Ah, 2007. That seems like a distant era now. I still recall meeting Mark Zuckerberg, who was not yet used to meeting anybody, much less the heads of state and glitterati that surround him now, and who was awkward even by the standards of Silicon Valley’s skewed autism spectrum. (Here is the profile I wrote about him soon after that meeting.)

So anyway, I was and remained “on Facebook”, the way one just is. How could I not be? But I was almost entirely passive (observing incoming updates without sending outgoing ones). And I was proud of my wife, who is savvy in such matters and simply said ‘I’ll sit this one out’. She never signed up.

Why this skepticism?

Because Facebook is fundamentally (=unalterably) indiscreet.

And it is fundamentally indiscreet because it is architecturally indiscrete. (Forgive me that word play.) Meaning: you cannot distinguish easily between different degrees of intimacy among the people in your social graph. The various relationships are not discrete, not separate.

Mark’s vision (as he told it to me back then, and as I described it in my early profile) was to be a “mapmaker” (like the heroic explorers of the Renaissance) of human connections. To him that was an algorithmic challenge. I always knew that his premise was unsound sociologically.

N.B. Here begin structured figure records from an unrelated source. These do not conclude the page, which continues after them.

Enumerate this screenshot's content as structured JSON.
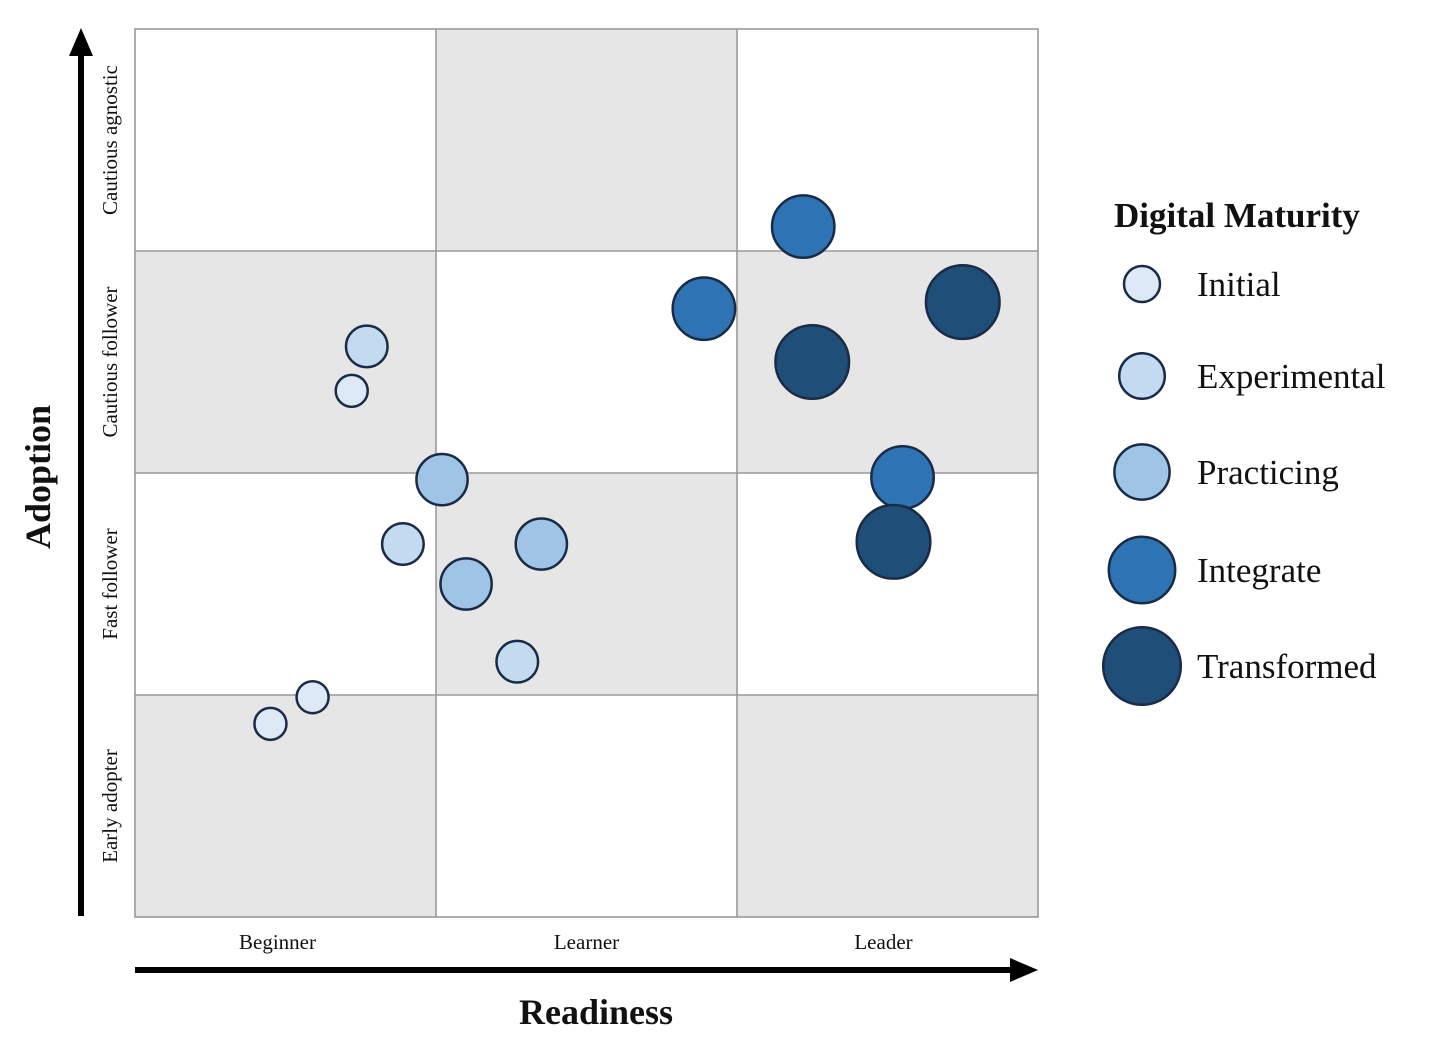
{
  "chart_data": {
    "type": "scatter",
    "subtype": "bubble-quadrant",
    "title": "",
    "xlabel": "Readiness",
    "ylabel": "Adoption",
    "x_categories": [
      "Beginner",
      "Learner",
      "Leader"
    ],
    "y_categories": [
      "Early adopter",
      "Fast follower",
      "Cautious follower",
      "Cautious agnostic"
    ],
    "xlim": [
      0,
      3
    ],
    "ylim": [
      0,
      4
    ],
    "grid": true,
    "cell_shading": {
      "shaded_color": "#e6e6e6",
      "plain_color": "#ffffff"
    },
    "legend": {
      "title": "Digital Maturity",
      "placement": "right"
    },
    "series": [
      {
        "name": "Initial",
        "color": "#dde9f6",
        "relative_size": 1,
        "points": [
          {
            "x": 0.72,
            "y": 2.37
          },
          {
            "x": 0.59,
            "y": 0.99
          },
          {
            "x": 0.45,
            "y": 0.87
          }
        ]
      },
      {
        "name": "Experimental",
        "color": "#c3daf0",
        "relative_size": 1.3,
        "points": [
          {
            "x": 0.77,
            "y": 2.57
          },
          {
            "x": 0.89,
            "y": 1.68
          },
          {
            "x": 1.27,
            "y": 1.15
          }
        ]
      },
      {
        "name": "Practicing",
        "color": "#a0c4e6",
        "relative_size": 1.6,
        "points": [
          {
            "x": 1.02,
            "y": 1.97
          },
          {
            "x": 1.35,
            "y": 1.68
          },
          {
            "x": 1.1,
            "y": 1.5
          }
        ]
      },
      {
        "name": "Integrate",
        "color": "#2e74b5",
        "relative_size": 1.95,
        "points": [
          {
            "x": 2.22,
            "y": 3.11
          },
          {
            "x": 1.89,
            "y": 2.74
          },
          {
            "x": 2.55,
            "y": 1.98
          }
        ]
      },
      {
        "name": "Transformed",
        "color": "#1f4e79",
        "relative_size": 2.3,
        "points": [
          {
            "x": 2.75,
            "y": 2.77
          },
          {
            "x": 2.25,
            "y": 2.5
          },
          {
            "x": 2.52,
            "y": 1.69
          }
        ]
      }
    ]
  }
}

Tell me: In real life, how often do you walk up to somebody and request to be “friends”, then begin “sharing” pictures of your naked baby?

How wonderfully warm and fuzzy do you feel when somebody (oh yes, wasn’t he on my soccer team 30 years ago? Or perhaps I vomited on him at that keg party in 1989?) stops you on the street, asks to be “friends”, then shares his baby pictures with you?

Mark has been asking us all to do exactly this sort of thing. I thought it was strange back then, and I said so in our pages. (The picture at the top of this post is from that old piece.) But — did I mention? — that was in 2007. A different era, as I said.

Facebook then put us all on a roller coaster of “privacy” policies. (We’ve discussed some of them on this blog.) It got more and more confusing, and simultaneously boring. Who wants to put in the time to learn what Mark is up to now?

Plus: the page started to look like Times Square in the 1970s. (Remember, aesthetics really, really matter to me.)

So now we have Google+. It has not even officially been launched yet, but seems to have passed 18 million users today. We all thought that sheer fatigue would keep all of us from filling out yet another profile. But lo, everyone I know is already there, and we’re playing happily. Even my wife is trying it out.

Google+’s crucial innovation (among many others existing or planned) is Circles. You can make as many of them as you like. They can contain 1 person, 2 people, the Dunbar number, or the entire web. Because there are things you want to share with just one person, or with 2, or with lots, or with everybody (as on WordPress).

Ergo: Discrete → discreet

You also don’t have to ask anybody to be your “friend”. Nor do you have to reply to anybody’s “friend request”. You simple put people into the discrete/discreet spheres they already inhabit in your life.

Quite a few of us — Nick Bilton at the NYT, for example — seem to be optimistic that this is the beginning of a good trajectory. (Nothing new should be evaluated by what it is today. What matters is what it will become tomorrow.)

Now, if you had asked me which company I considered least likely to come up with such a sociologically simple and elegant solution, I might well have answered: Google.

Its founders and honchos worship algorithms more than Mark Zuckerberg does. (I used to exploit this geekiness as “color” in my profiles of Google from that era.) Google then seemed to live down to our worst fears by making several seriously awkward attempts at “social” (called Buzz and Wave and so forth).

But these calamities seem to have been blessings. Google seems to have been humbled into honesty and introspection. It then seems to have done the unthinkable and consulted not only engineers but … sociologists (yuck). And now it has come back with … this.